The VM market is at the cusp of a technology refresh cycle. As vulnerability discovery becomes standardized, prioritization and remediation have become focus areas for the innovation pipeline. Traditional CVSS-based prioritization is inadequate for the modern threat landscape. Top vendors are developing prioritization algorithms that incorporate contextual risk factors, such as threat intelligence feeds, attack path analysis, and business context awareness, into their risk scoring algorithms.
Growth Opportunities
- Managed security services are a growth area, particularly for organizations lacking in-house expertise. VMaaS vendors compete based on service-level agreements, resource availability, and turnaround time. Demand for VMaaS has risen recently because of cyber skill shortages and organizations' perceptions of VM operations' complexity. The large volume of vulnerabilities to be fixed, despite assigning criticality ratings, is a key factor in the emergence of VMaaS as a separate segment.
- The integration of AI and machine learning is one of the most significant growth opportunities for VM vendors. Organizations are seeking AI-powered solutions that can analyze vast data sets to identify patterns and anomalies, reduce false positives, and automate remediation workflows. AI-driven VM tools improve efficiency and accuracy across all stages of the VM lifecycle.

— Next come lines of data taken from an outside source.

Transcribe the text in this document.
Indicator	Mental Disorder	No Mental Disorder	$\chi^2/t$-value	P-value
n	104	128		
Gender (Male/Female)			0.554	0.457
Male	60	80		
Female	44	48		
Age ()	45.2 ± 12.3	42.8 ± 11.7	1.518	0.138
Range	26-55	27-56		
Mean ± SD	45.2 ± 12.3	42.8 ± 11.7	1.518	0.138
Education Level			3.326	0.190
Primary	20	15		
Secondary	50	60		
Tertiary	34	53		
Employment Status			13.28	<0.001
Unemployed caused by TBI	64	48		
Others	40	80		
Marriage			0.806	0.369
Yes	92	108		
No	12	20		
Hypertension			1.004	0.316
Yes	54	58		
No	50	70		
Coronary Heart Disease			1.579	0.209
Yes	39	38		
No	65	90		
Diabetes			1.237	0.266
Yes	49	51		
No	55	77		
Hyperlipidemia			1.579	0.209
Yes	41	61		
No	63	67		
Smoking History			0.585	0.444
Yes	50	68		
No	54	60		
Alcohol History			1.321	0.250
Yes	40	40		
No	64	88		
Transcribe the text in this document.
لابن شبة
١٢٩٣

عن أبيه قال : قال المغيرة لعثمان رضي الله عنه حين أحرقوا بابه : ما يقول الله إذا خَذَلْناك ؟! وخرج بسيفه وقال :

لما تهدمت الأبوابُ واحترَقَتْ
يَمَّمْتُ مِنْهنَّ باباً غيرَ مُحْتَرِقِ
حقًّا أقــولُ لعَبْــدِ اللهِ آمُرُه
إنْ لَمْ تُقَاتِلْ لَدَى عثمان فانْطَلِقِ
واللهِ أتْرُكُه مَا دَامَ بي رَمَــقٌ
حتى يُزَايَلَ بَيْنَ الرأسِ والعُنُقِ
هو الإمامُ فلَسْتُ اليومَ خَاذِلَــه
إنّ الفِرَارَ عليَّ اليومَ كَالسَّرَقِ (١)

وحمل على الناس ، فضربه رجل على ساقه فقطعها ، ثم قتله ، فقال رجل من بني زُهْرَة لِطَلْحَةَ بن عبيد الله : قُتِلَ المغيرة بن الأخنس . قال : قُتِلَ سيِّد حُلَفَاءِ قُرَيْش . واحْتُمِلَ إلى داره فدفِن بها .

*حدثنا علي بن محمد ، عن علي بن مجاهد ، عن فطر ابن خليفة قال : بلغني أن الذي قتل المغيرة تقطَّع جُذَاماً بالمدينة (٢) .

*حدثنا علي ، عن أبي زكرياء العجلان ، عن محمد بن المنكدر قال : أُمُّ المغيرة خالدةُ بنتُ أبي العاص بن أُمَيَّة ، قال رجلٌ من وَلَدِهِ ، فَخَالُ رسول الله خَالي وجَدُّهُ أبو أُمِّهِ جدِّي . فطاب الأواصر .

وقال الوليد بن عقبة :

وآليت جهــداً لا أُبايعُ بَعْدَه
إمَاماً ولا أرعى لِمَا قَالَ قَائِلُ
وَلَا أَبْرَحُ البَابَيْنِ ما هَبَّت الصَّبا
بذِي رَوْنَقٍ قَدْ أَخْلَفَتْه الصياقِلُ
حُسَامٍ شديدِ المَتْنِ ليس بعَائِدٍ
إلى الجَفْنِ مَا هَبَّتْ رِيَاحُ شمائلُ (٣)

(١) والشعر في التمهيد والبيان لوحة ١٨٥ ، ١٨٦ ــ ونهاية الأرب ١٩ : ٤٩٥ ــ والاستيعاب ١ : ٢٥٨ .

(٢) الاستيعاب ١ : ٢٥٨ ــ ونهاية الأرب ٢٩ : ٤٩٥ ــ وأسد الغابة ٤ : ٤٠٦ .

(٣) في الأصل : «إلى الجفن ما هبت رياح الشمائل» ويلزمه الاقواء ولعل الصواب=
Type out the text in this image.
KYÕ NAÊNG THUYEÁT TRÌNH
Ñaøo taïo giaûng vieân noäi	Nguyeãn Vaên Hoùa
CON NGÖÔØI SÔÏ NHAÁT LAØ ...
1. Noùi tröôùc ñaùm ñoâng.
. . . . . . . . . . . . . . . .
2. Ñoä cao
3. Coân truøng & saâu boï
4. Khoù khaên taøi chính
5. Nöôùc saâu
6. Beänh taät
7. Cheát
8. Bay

- A significant opportunity exists for specialized solutions and go-to-market strategies that cater to organizations with limited budgets or access to cybersecurity expertise. VM vendors must have flexible licensing options, such as usage-based pricing or monthly subscription plans, to appeal to SMEs that recognize the imminent impact of the evolving threat landscape. SMEs would benefit from managed or outsourced VM services.